Тучи на небе разошлись, ненадолго поредели, и в этих проталинах блеснули звезды, как роса на оттаявшей траве, и только луна пребывала по-прежнему за грядами сумрачных облаков. Особенно высокая волна взорвалась и рассыпалась совсем рядом с Мищенко, и несколько колючих брызг попали на его лицо. Он не стал вытирать их. Ему пришло в голову, что он еще молод, что ничто еще не поздно, что никогда не поздно, но что именно не поздно, он представлял себе не так ясно, как пять лет назад.

Он принялся думать, что будет дальше, наблюдая, как море с глухим шумом сменяет волну за волной. Их торопливая размеренность напоминала ему ход секундной стрелки, и им овладело благодушие. Мысль его успокоилась и прояснилась и текла неторопливо, как степная речка. За морем Турция, думал он, там тоже живут люди, одни умирают, другие рождаются, за ней еще одно море, над морем небо, на небе звезды, а что дальше – никто не знает, и узнает ли когда-нибудь – неизвестно. И почему все так, а не иначе, почему все в таком виде, и куда это все идет, и какой в этом смысл? Кто на это ответит? И опять вспомнил Ваню. На душе у него стало вдруг тихо и легко, и отчетливо показалось, что все будет хорошо, что он станет работать по-настоящему. И ему снова захотелось мечтать о будущем и открывать неведомые царства.

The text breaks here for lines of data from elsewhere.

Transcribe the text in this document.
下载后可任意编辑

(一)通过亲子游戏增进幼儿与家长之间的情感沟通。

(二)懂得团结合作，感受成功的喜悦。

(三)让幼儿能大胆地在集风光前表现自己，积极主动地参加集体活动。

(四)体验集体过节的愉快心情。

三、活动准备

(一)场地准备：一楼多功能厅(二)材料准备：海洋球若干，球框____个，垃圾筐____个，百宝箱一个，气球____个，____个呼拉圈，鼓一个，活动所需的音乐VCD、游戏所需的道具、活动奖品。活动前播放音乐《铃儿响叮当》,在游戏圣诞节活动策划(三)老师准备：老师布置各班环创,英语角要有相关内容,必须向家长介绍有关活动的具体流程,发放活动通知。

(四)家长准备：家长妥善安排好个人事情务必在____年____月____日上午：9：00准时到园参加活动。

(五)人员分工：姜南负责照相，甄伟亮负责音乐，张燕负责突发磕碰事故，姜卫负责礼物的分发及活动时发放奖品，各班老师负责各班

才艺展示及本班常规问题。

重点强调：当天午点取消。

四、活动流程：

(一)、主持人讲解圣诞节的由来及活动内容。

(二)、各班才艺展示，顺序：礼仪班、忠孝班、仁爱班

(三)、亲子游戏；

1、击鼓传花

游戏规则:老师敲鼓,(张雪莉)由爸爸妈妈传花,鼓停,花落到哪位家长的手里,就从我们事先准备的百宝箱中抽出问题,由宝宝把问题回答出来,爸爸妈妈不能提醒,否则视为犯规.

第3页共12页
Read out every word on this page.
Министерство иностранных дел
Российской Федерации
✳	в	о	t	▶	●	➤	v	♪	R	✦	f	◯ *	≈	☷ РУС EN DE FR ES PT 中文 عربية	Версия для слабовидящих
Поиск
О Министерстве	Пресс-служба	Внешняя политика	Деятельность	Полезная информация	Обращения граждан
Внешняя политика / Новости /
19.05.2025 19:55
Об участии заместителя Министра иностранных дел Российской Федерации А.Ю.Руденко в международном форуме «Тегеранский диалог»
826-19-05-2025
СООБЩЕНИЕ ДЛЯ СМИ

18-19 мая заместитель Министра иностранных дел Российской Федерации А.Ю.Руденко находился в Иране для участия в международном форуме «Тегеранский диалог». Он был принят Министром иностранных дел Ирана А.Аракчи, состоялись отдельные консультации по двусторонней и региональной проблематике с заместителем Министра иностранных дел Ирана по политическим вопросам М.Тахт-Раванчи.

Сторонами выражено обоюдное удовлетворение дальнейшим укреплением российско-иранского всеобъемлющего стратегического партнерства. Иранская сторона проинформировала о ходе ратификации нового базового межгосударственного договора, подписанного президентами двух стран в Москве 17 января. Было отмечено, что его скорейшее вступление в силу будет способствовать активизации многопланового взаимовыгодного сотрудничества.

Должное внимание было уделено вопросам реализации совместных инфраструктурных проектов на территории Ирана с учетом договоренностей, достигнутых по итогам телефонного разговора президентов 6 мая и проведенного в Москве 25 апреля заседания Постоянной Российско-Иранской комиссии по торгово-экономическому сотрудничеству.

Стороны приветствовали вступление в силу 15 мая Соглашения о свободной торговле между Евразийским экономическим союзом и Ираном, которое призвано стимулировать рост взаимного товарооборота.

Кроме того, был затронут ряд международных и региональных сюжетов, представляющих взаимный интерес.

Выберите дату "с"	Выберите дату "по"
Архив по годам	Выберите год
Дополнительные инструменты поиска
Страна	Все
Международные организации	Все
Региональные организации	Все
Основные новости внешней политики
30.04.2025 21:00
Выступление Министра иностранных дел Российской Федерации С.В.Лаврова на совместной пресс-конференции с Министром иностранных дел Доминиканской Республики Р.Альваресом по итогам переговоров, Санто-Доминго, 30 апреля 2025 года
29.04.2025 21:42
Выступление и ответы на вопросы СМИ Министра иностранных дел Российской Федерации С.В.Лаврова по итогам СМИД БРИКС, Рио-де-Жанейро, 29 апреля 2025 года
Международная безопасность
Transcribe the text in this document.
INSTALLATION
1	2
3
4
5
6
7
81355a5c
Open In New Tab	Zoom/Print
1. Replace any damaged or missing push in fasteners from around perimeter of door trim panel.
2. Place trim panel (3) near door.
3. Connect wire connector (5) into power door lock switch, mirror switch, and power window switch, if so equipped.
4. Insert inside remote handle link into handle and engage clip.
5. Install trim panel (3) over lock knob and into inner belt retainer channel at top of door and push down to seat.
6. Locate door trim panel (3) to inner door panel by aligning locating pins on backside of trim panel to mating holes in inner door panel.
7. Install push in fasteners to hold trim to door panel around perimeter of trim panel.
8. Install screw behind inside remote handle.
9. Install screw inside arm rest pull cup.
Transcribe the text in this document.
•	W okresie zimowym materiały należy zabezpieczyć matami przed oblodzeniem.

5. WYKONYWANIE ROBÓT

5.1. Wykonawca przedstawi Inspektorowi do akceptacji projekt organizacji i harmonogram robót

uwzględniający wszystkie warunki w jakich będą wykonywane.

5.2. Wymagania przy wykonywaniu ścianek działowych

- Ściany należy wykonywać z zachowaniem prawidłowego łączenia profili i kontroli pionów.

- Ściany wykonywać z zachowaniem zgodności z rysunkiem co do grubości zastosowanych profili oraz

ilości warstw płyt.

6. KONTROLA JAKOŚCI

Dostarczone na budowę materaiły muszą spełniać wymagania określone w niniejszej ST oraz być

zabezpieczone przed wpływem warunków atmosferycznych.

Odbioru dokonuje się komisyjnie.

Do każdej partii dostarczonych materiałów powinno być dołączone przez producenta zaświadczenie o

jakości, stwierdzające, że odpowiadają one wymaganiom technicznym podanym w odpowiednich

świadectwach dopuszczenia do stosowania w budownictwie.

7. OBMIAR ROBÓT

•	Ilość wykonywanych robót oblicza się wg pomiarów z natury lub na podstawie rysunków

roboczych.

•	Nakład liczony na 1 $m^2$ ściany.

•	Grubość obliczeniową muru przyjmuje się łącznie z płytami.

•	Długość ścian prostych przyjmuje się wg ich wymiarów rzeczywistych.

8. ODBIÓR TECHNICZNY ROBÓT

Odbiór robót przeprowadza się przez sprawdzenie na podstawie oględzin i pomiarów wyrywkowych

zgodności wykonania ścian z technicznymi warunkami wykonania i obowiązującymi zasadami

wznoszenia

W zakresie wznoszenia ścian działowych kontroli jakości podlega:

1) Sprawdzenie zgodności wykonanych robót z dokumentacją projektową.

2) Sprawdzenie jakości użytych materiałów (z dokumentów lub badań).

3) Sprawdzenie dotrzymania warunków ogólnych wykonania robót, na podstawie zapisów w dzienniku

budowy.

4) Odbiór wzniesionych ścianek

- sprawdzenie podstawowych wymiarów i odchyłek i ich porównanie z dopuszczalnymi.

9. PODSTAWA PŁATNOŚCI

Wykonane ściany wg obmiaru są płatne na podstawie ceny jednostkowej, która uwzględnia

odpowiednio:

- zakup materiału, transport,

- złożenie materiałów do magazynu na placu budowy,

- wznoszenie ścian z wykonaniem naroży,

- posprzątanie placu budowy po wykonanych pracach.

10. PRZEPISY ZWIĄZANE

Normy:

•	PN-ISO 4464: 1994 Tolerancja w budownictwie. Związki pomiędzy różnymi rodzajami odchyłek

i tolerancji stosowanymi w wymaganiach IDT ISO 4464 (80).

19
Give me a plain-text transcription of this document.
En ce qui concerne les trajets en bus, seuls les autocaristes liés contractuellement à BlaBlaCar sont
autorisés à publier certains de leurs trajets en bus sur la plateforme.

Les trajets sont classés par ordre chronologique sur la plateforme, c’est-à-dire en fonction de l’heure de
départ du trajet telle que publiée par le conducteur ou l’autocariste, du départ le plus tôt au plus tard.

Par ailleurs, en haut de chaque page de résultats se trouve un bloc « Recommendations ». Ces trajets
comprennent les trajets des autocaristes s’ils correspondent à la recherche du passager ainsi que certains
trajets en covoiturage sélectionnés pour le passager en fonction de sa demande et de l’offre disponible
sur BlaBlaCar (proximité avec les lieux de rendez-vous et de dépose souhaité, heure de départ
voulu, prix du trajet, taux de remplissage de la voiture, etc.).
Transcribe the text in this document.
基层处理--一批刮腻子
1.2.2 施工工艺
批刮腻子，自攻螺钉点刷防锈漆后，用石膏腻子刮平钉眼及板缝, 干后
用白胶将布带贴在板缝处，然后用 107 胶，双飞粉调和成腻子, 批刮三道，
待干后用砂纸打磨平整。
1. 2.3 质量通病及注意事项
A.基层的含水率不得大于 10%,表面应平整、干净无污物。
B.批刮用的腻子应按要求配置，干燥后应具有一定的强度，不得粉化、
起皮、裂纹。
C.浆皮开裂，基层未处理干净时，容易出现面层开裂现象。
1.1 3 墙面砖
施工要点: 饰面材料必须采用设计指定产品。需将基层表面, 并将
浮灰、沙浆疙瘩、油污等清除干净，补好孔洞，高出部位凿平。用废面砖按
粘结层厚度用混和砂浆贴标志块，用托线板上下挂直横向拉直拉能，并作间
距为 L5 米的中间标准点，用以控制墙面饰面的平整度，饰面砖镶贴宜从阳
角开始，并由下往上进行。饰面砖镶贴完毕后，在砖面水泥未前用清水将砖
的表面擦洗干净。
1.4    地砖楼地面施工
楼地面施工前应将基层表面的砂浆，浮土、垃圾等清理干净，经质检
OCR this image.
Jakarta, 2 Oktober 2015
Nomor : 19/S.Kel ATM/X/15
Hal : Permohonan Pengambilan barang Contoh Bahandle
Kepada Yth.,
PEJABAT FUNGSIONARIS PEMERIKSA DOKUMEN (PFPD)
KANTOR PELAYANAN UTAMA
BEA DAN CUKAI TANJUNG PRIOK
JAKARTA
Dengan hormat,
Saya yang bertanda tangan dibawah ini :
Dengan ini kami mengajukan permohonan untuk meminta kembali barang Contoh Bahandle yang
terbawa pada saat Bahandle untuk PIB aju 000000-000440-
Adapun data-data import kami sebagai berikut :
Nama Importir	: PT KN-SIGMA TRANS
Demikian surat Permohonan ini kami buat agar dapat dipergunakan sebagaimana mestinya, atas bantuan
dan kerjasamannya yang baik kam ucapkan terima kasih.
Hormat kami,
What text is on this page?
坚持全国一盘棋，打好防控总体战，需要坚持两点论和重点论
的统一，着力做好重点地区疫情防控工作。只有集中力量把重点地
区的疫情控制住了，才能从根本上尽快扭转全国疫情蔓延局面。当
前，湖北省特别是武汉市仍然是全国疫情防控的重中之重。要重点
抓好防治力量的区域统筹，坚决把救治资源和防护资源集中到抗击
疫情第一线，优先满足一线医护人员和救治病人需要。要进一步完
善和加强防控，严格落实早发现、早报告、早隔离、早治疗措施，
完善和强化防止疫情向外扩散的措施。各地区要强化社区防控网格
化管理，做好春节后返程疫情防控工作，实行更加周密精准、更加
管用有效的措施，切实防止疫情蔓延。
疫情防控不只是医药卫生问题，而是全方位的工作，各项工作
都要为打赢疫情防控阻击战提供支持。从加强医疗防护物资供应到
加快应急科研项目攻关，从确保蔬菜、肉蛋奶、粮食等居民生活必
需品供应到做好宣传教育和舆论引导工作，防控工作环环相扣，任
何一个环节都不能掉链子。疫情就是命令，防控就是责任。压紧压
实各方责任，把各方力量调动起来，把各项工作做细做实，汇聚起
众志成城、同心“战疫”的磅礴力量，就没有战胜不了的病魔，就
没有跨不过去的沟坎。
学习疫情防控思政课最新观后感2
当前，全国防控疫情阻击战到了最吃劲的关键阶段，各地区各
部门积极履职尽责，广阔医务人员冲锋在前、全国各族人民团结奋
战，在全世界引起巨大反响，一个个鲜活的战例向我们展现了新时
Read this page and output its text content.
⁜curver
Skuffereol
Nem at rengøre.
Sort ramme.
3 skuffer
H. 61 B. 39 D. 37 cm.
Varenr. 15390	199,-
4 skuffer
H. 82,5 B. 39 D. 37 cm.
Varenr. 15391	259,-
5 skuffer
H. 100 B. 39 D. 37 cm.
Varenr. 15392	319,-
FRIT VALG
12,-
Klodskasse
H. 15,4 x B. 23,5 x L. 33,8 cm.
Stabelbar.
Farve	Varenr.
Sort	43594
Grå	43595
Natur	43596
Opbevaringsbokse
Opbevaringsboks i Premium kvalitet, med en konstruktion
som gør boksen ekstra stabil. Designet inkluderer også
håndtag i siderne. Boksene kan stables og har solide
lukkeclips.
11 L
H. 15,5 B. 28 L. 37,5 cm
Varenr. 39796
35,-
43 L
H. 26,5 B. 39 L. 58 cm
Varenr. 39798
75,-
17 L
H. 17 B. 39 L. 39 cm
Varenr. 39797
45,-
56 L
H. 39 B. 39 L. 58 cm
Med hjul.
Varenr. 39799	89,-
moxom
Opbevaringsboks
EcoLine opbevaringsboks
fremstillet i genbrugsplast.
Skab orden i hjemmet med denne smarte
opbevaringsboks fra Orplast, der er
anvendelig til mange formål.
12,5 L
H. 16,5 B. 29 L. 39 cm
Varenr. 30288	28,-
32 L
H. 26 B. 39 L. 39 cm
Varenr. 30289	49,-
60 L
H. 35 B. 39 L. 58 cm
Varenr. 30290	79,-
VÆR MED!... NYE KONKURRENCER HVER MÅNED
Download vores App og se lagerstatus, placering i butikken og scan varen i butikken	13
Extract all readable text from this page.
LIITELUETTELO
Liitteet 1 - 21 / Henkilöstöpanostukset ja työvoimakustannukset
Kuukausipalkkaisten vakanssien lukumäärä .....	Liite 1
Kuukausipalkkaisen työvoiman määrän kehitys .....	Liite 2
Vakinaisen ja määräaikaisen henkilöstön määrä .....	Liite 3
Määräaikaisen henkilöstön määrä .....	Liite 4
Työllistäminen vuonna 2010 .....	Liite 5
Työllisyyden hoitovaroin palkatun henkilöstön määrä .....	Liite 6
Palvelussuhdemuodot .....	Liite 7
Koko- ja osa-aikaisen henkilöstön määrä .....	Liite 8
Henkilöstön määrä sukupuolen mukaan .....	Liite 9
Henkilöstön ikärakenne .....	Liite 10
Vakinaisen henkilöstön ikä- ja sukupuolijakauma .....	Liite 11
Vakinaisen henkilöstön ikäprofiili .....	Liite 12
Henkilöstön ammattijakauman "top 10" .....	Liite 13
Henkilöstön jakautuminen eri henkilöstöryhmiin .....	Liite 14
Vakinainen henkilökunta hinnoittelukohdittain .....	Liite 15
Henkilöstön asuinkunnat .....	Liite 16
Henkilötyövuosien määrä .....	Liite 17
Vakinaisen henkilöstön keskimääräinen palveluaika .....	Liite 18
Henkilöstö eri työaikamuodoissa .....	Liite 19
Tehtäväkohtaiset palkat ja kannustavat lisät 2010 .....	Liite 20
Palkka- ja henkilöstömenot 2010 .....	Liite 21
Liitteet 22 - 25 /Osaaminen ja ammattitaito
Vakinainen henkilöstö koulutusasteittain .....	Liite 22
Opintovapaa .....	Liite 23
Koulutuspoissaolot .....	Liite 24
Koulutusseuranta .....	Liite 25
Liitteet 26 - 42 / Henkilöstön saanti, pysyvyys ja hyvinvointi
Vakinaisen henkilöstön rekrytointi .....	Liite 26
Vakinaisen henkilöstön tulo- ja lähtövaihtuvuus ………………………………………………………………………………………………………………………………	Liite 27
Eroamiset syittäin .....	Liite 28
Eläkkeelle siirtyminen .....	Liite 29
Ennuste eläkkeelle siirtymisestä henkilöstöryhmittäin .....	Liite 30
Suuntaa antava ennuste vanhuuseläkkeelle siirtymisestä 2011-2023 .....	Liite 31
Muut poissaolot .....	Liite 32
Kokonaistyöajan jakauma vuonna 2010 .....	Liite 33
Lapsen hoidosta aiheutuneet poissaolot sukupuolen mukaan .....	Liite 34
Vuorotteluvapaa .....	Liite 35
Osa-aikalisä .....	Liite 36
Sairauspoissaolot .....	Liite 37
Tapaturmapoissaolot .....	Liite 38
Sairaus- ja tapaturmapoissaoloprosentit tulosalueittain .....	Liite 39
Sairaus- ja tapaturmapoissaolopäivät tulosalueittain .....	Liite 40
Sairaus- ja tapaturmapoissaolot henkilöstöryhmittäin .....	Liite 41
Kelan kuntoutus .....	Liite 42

На пляж шумной компанией спустились какие-то люди и расположились неподалеку. Их возбужденные голоса и смех растормошили Мищенко, и мысли его сбились. Скоро он поднялся и медленно зашагал домой по безлюдному бульвару, обсаженному приземистыми платанами. Бульвар был пуст и темен, фонари здесь горели через один, и моря было уже не слыхать.

Добравшись до своей квартирки, Мищенко сразу лег в постель, не зажигая света, как будто боялся увидеть коробки с книгами, но некоторое время еще не спал и глядел, как в голубеющем небе окон извиваются под порывами ветра тупые верхушки пирамидальных тополей.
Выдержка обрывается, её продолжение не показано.